A Voting Approach for Explainable Classification with Rule Learning
This addresses the trade-off between accuracy and explainability in machine learning, particularly for domains like insurance, though it is incremental as it builds on existing rule learning and voting techniques.
The paper tackles the problem of achieving high accuracy in classification tasks while maintaining explainability, by introducing a voting approach that combines rule learning with state-of-the-art methods, resulting in performance on par with unexplainable methods and clear improvements over ordinary rule learning.

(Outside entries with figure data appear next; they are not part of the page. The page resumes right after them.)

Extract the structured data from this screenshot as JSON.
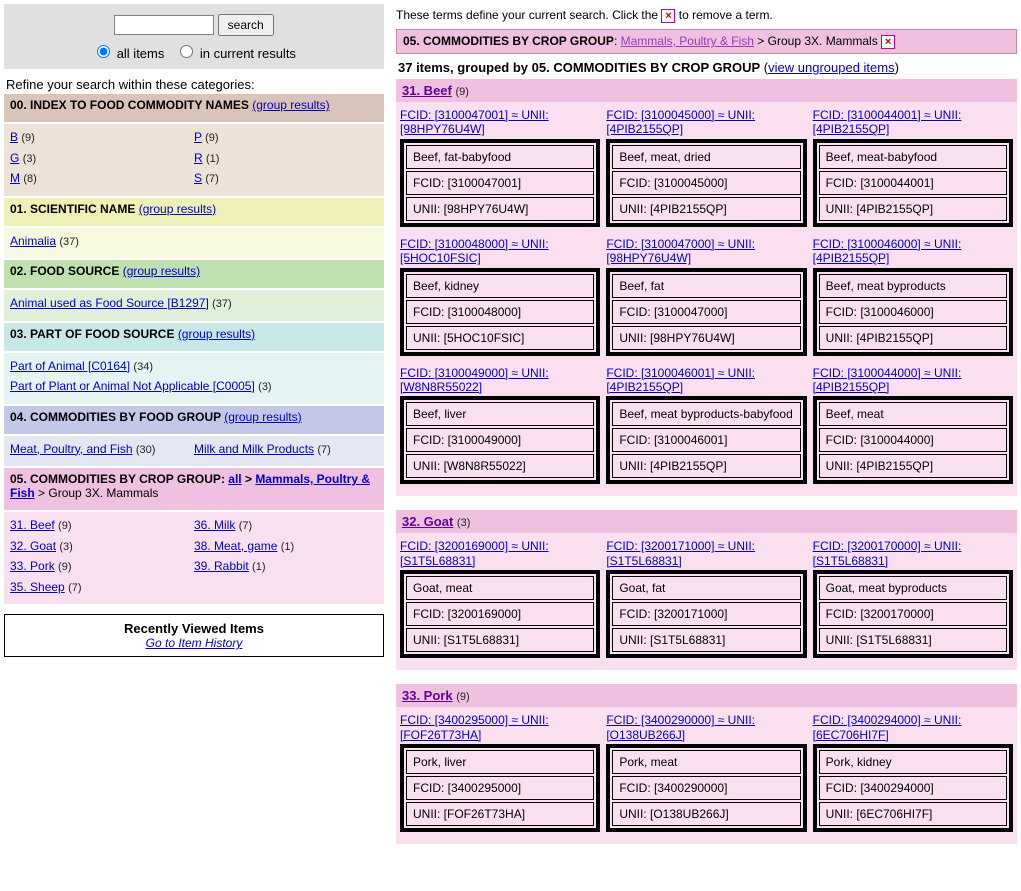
{
  "search": {
    "button": "search",
    "scope_all": "all items",
    "scope_cur": "in current results",
    "scope_sel": "all"
  },
  "refine_heading": "Refine your search within these categories:",
  "categories": {
    "c00": {
      "title": "00. INDEX TO FOOD COMMODITY NAMES",
      "gr": "(group results)",
      "col1": [
        {
          "l": "B",
          "c": "(9)"
        },
        {
          "l": "G",
          "c": "(3)"
        },
        {
          "l": "M",
          "c": "(8)"
        }
      ],
      "col2": [
        {
          "l": "P",
          "c": "(9)"
        },
        {
          "l": "R",
          "c": "(1)"
        },
        {
          "l": "S",
          "c": "(7)"
        }
      ]
    },
    "c01": {
      "title": "01. SCIENTIFIC NAME",
      "gr": "(group results)",
      "items": [
        {
          "l": "Animalia",
          "c": "(37)"
        }
      ]
    },
    "c02": {
      "title": "02. FOOD SOURCE",
      "gr": "(group results)",
      "items": [
        {
          "l": "Animal used as Food Source [B1297]",
          "c": "(37)"
        }
      ]
    },
    "c03": {
      "title": "03. PART OF FOOD SOURCE",
      "gr": "(group results)",
      "items": [
        {
          "l": "Part of Animal [C0164]",
          "c": "(34)"
        },
        {
          "l": "Part of Plant or Animal Not Applicable [C0005]",
          "c": "(3)"
        }
      ]
    },
    "c04": {
      "title": "04. COMMODITIES BY FOOD GROUP",
      "gr": "(group results)",
      "col1": [
        {
          "l": "Meat, Poultry, and Fish",
          "c": "(30)"
        }
      ],
      "col2": [
        {
          "l": "Milk and Milk Products",
          "c": "(7)"
        }
      ]
    },
    "c05": {
      "prefix": "05. COMMODITIES BY CROP GROUP",
      "all": "all",
      "br": "Mammals, Poultry & Fish",
      "tail": "> Group 3X. Mammals",
      "col1": [
        {
          "l": "31. Beef",
          "c": "(9)"
        },
        {
          "l": "32. Goat",
          "c": "(3)"
        },
        {
          "l": "33. Pork",
          "c": "(9)"
        },
        {
          "l": "35. Sheep",
          "c": "(7)"
        }
      ],
      "col2": [
        {
          "l": "36. Milk",
          "c": "(7)"
        },
        {
          "l": "38. Meat, game",
          "c": "(1)"
        },
        {
          "l": "39. Rabbit",
          "c": "(1)"
        }
      ]
    }
  },
  "recent": {
    "title": "Recently Viewed Items",
    "link": "Go to Item History"
  },
  "terms_text_a": "These terms define your current search. Click the",
  "terms_text_b": "to remove a term.",
  "crumb": {
    "label": "05. COMMODITIES BY CROP GROUP",
    "link": "Mammals, Poultry & Fish",
    "tail": "Group 3X. Mammals"
  },
  "countline": {
    "a": "37 items, grouped by",
    "b": "05. COMMODITIES BY CROP GROUP",
    "link": "view ungrouped items"
  },
  "sections": [
    {
      "title": "31. Beef",
      "cnt": "(9)",
      "rows": [
        [
          {
            "link": "FCID: [3100047001] ≈ UNII: [98HPY76U4W]",
            "name": "Beef, fat-babyfood",
            "fcid": "FCID: [3100047001]",
            "unii": "UNII: [98HPY76U4W]"
          },
          {
            "link": "FCID: [3100045000] ≈ UNII: [4PIB2155QP]",
            "name": "Beef, meat, dried",
            "fcid": "FCID: [3100045000]",
            "unii": "UNII: [4PIB2155QP]"
          },
          {
            "link": "FCID: [3100044001] ≈ UNII: [4PIB2155QP]",
            "name": "Beef, meat-babyfood",
            "fcid": "FCID: [3100044001]",
            "unii": "UNII: [4PIB2155QP]"
          }
        ],
        [
          {
            "link": "FCID: [3100048000] ≈ UNII: [5HOC10FSIC]",
            "name": "Beef, kidney",
            "fcid": "FCID: [3100048000]",
            "unii": "UNII: [5HOC10FSIC]"
          },
          {
            "link": "FCID: [3100047000] ≈ UNII: [98HPY76U4W]",
            "name": "Beef, fat",
            "fcid": "FCID: [3100047000]",
            "unii": "UNII: [98HPY76U4W]"
          },
          {
            "link": "FCID: [3100046000] ≈ UNII: [4PIB2155QP]",
            "name": "Beef, meat byproducts",
            "fcid": "FCID: [3100046000]",
            "unii": "UNII: [4PIB2155QP]"
          }
        ],
        [
          {
            "link": "FCID: [3100049000] ≈ UNII: [W8N8R55022]",
            "name": "Beef, liver",
            "fcid": "FCID: [3100049000]",
            "unii": "UNII: [W8N8R55022]"
          },
          {
            "link": "FCID: [3100046001] ≈ UNII: [4PIB2155QP]",
            "name": "Beef, meat byproducts-babyfood",
            "fcid": "FCID: [3100046001]",
            "unii": "UNII: [4PIB2155QP]"
          },
          {
            "link": "FCID: [3100044000] ≈ UNII: [4PIB2155QP]",
            "name": "Beef, meat",
            "fcid": "FCID: [3100044000]",
            "unii": "UNII: [4PIB2155QP]"
          }
        ]
      ]
    },
    {
      "title": "32. Goat",
      "cnt": "(3)",
      "rows": [
        [
          {
            "link": "FCID: [3200169000] ≈ UNII: [S1T5L68831]",
            "name": "Goat, meat",
            "fcid": "FCID: [3200169000]",
            "unii": "UNII: [S1T5L68831]"
          },
          {
            "link": "FCID: [3200171000] ≈ UNII: [S1T5L68831]",
            "name": "Goat, fat",
            "fcid": "FCID: [3200171000]",
            "unii": "UNII: [S1T5L68831]"
          },
          {
            "link": "FCID: [3200170000] ≈ UNII: [S1T5L68831]",
            "name": "Goat, meat byproducts",
            "fcid": "FCID: [3200170000]",
            "unii": "UNII: [S1T5L68831]"
          }
        ]
      ]
    },
    {
      "title": "33. Pork",
      "cnt": "(9)",
      "rows": [
        [
          {
            "link": "FCID: [3400295000] ≈ UNII: [FOF26T73HA]",
            "name": "Pork, liver",
            "fcid": "FCID: [3400295000]",
            "unii": "UNII: [FOF26T73HA]"
          },
          {
            "link": "FCID: [3400290000] ≈ UNII: [O138UB266J]",
            "name": "Pork, meat",
            "fcid": "FCID: [3400290000]",
            "unii": "UNII: [O138UB266J]"
          },
          {
            "link": "FCID: [3400294000] ≈ UNII: [6EC706HI7F]",
            "name": "Pork, kidney",
            "fcid": "FCID: [3400294000]",
            "unii": "UNII: [6EC706HI7F]"
          }
        ]
      ]
    }
  ]
}
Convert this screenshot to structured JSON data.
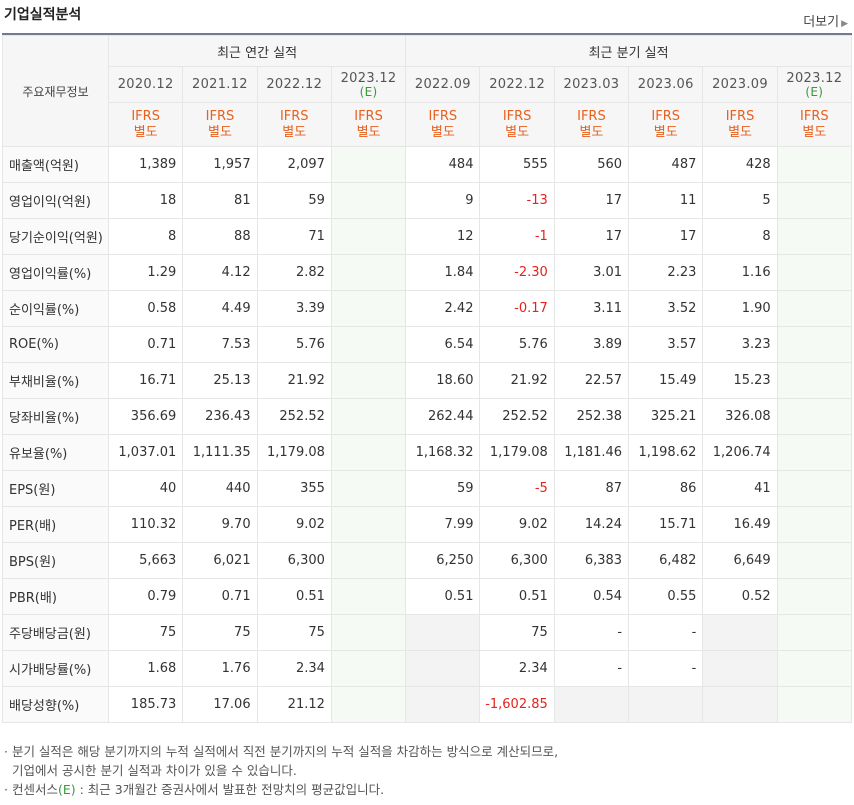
{
  "title": "기업실적분석",
  "more_label": "더보기",
  "header": {
    "main": "주요재무정보",
    "annual_group": "최근 연간 실적",
    "quarter_group": "최근 분기 실적",
    "ifrs_line1": "IFRS",
    "ifrs_line2": "별도",
    "estimate_mark": "(E)"
  },
  "periods": [
    {
      "label": "2020.12",
      "estimate": false
    },
    {
      "label": "2021.12",
      "estimate": false
    },
    {
      "label": "2022.12",
      "estimate": false
    },
    {
      "label": "2023.12",
      "estimate": true
    },
    {
      "label": "2022.09",
      "estimate": false
    },
    {
      "label": "2022.12",
      "estimate": false
    },
    {
      "label": "2023.03",
      "estimate": false
    },
    {
      "label": "2023.06",
      "estimate": false
    },
    {
      "label": "2023.09",
      "estimate": false
    },
    {
      "label": "2023.12",
      "estimate": true
    }
  ],
  "rows": [
    {
      "label": "매출액(억원)",
      "values": [
        "1,389",
        "1,957",
        "2,097",
        "",
        "484",
        "555",
        "560",
        "487",
        "428",
        ""
      ],
      "group_start": true
    },
    {
      "label": "영업이익(억원)",
      "values": [
        "18",
        "81",
        "59",
        "",
        "9",
        "-13",
        "17",
        "11",
        "5",
        ""
      ]
    },
    {
      "label": "당기순이익(억원)",
      "values": [
        "8",
        "88",
        "71",
        "",
        "12",
        "-1",
        "17",
        "17",
        "8",
        ""
      ]
    },
    {
      "label": "영업이익률(%)",
      "values": [
        "1.29",
        "4.12",
        "2.82",
        "",
        "1.84",
        "-2.30",
        "3.01",
        "2.23",
        "1.16",
        ""
      ],
      "group_start": true
    },
    {
      "label": "순이익률(%)",
      "values": [
        "0.58",
        "4.49",
        "3.39",
        "",
        "2.42",
        "-0.17",
        "3.11",
        "3.52",
        "1.90",
        ""
      ]
    },
    {
      "label": "ROE(%)",
      "values": [
        "0.71",
        "7.53",
        "5.76",
        "",
        "6.54",
        "5.76",
        "3.89",
        "3.57",
        "3.23",
        ""
      ]
    },
    {
      "label": "부채비율(%)",
      "values": [
        "16.71",
        "25.13",
        "21.92",
        "",
        "18.60",
        "21.92",
        "22.57",
        "15.49",
        "15.23",
        ""
      ],
      "group_start": true
    },
    {
      "label": "당좌비율(%)",
      "values": [
        "356.69",
        "236.43",
        "252.52",
        "",
        "262.44",
        "252.52",
        "252.38",
        "325.21",
        "326.08",
        ""
      ]
    },
    {
      "label": "유보율(%)",
      "values": [
        "1,037.01",
        "1,111.35",
        "1,179.08",
        "",
        "1,168.32",
        "1,179.08",
        "1,181.46",
        "1,198.62",
        "1,206.74",
        ""
      ]
    },
    {
      "label": "EPS(원)",
      "values": [
        "40",
        "440",
        "355",
        "",
        "59",
        "-5",
        "87",
        "86",
        "41",
        ""
      ],
      "group_start": true
    },
    {
      "label": "PER(배)",
      "values": [
        "110.32",
        "9.70",
        "9.02",
        "",
        "7.99",
        "9.02",
        "14.24",
        "15.71",
        "16.49",
        ""
      ]
    },
    {
      "label": "BPS(원)",
      "values": [
        "5,663",
        "6,021",
        "6,300",
        "",
        "6,250",
        "6,300",
        "6,383",
        "6,482",
        "6,649",
        ""
      ]
    },
    {
      "label": "PBR(배)",
      "values": [
        "0.79",
        "0.71",
        "0.51",
        "",
        "0.51",
        "0.51",
        "0.54",
        "0.55",
        "0.52",
        ""
      ]
    },
    {
      "label": "주당배당금(원)",
      "values": [
        "75",
        "75",
        "75",
        "",
        "",
        "75",
        "-",
        "-",
        "",
        ""
      ],
      "group_start": true,
      "gray_cols": [
        4,
        8
      ]
    },
    {
      "label": "시가배당률(%)",
      "values": [
        "1.68",
        "1.76",
        "2.34",
        "",
        "",
        "2.34",
        "-",
        "-",
        "",
        ""
      ],
      "gray_cols": [
        4,
        8
      ]
    },
    {
      "label": "배당성향(%)",
      "values": [
        "185.73",
        "17.06",
        "21.12",
        "",
        "",
        "-1,602.85",
        "",
        "",
        "",
        ""
      ],
      "gray_cols": [
        4,
        6,
        7,
        8
      ]
    }
  ],
  "notes": {
    "line1": "· 분기 실적은 해당 분기까지의 누적 실적에서 직전 분기까지의 누적 실적을 차감하는 방식으로 계산되므로,",
    "line2": "기업에서 공시한 분기 실적과 차이가 있을 수 있습니다.",
    "line3_prefix": "· 컨센서스",
    "line3_mark": "(E)",
    "line3_suffix": " : 최근 3개월간 증권사에서 발표한 전망치의 평균값입니다."
  }
}
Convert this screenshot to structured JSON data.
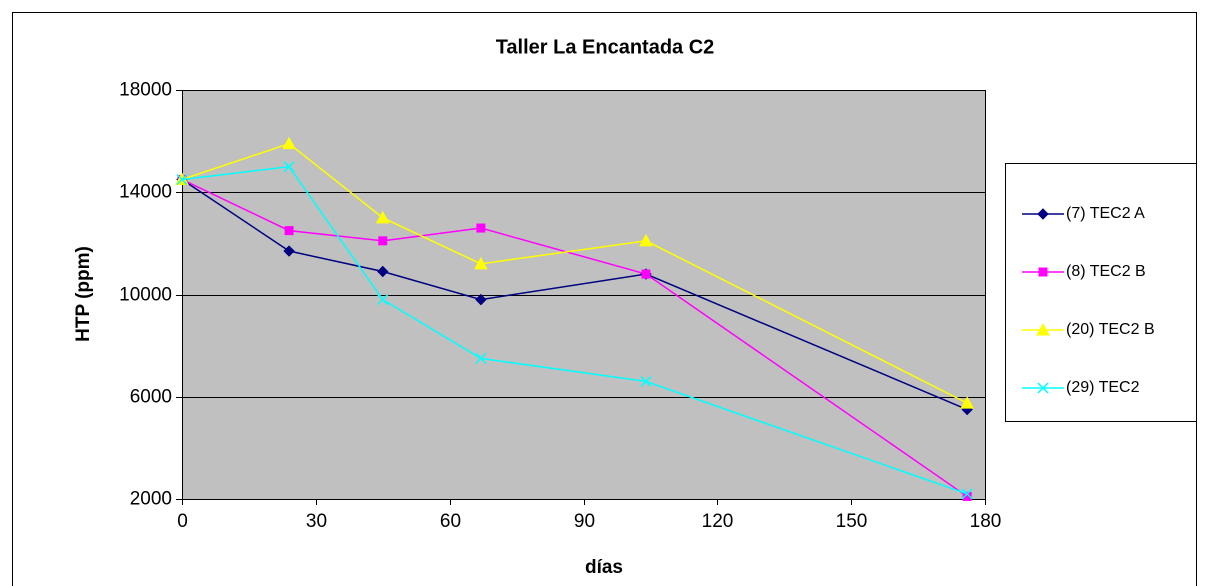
{
  "chart_data": {
    "type": "line",
    "title": "Taller La Encantada C2",
    "x_label": "días",
    "y_label": "HTP (ppm)",
    "x": [
      0,
      24,
      45,
      67,
      104,
      176
    ],
    "series": [
      {
        "name": "(7) TEC2 A",
        "color": "#000080",
        "marker": "diamond",
        "values": [
          14500,
          11700,
          10900,
          9800,
          10800,
          5500
        ]
      },
      {
        "name": "(8) TEC2 B",
        "color": "#ff00ff",
        "marker": "square",
        "values": [
          14500,
          12500,
          12100,
          12600,
          10800,
          2100
        ]
      },
      {
        "name": "(20) TEC2 B",
        "color": "#ffff00",
        "marker": "triangle",
        "values": [
          14500,
          15900,
          13000,
          11200,
          12100,
          5750
        ]
      },
      {
        "name": "(29) TEC2",
        "color": "#00ffff",
        "marker": "x",
        "values": [
          14500,
          15000,
          9800,
          7500,
          6600,
          2200
        ]
      }
    ],
    "xlim": [
      0,
      180
    ],
    "xticks": [
      0,
      30,
      60,
      90,
      120,
      150,
      180
    ],
    "ylim": [
      2000,
      18000
    ],
    "yticks": [
      2000,
      6000,
      10000,
      14000,
      18000
    ],
    "grid": true,
    "legend": "right",
    "plot_background": "#c0c0c0"
  }
}
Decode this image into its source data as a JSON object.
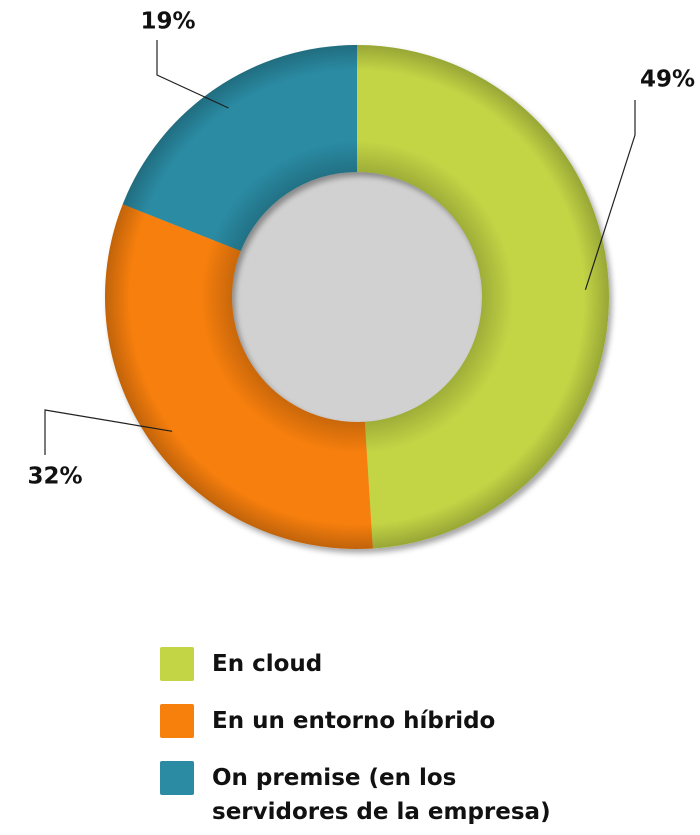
{
  "chart_data": {
    "type": "pie",
    "donut": true,
    "categories": [
      "En cloud",
      "En un entorno híbrido",
      "On premise (en los servidores de la empresa)"
    ],
    "values": [
      49,
      32,
      19
    ],
    "value_labels": [
      "49%",
      "32%",
      "19%"
    ],
    "colors": [
      "#c3d544",
      "#f77f0c",
      "#2b8ba3"
    ]
  }
}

State-of-the-art results in typical classification tasks are mostly achieved by unexplainable machine learning methods, like deep neural networks, for instance. Contrarily, in this paper, we investigate the application of rule learning methods in such a context. Thus, classifications become based on comprehensible (first-order) rules, explaining the predictions made. In general, however, rule-based classifications are less accurate than state-of-the-art results (often significantly). As main contribution, we introduce a voting approach combining both worlds, aiming to achieve comparable results as (unexplainable) state-of-the-art methods, while still providing explanations in the form of deterministic rules. Considering a variety of benchmark data sets including a use case of significant interest to insurance industries, we prove that our approach not only clearly outperforms ordinary rule learning methods, but also yields results on a par with state-of-the-art outcomes.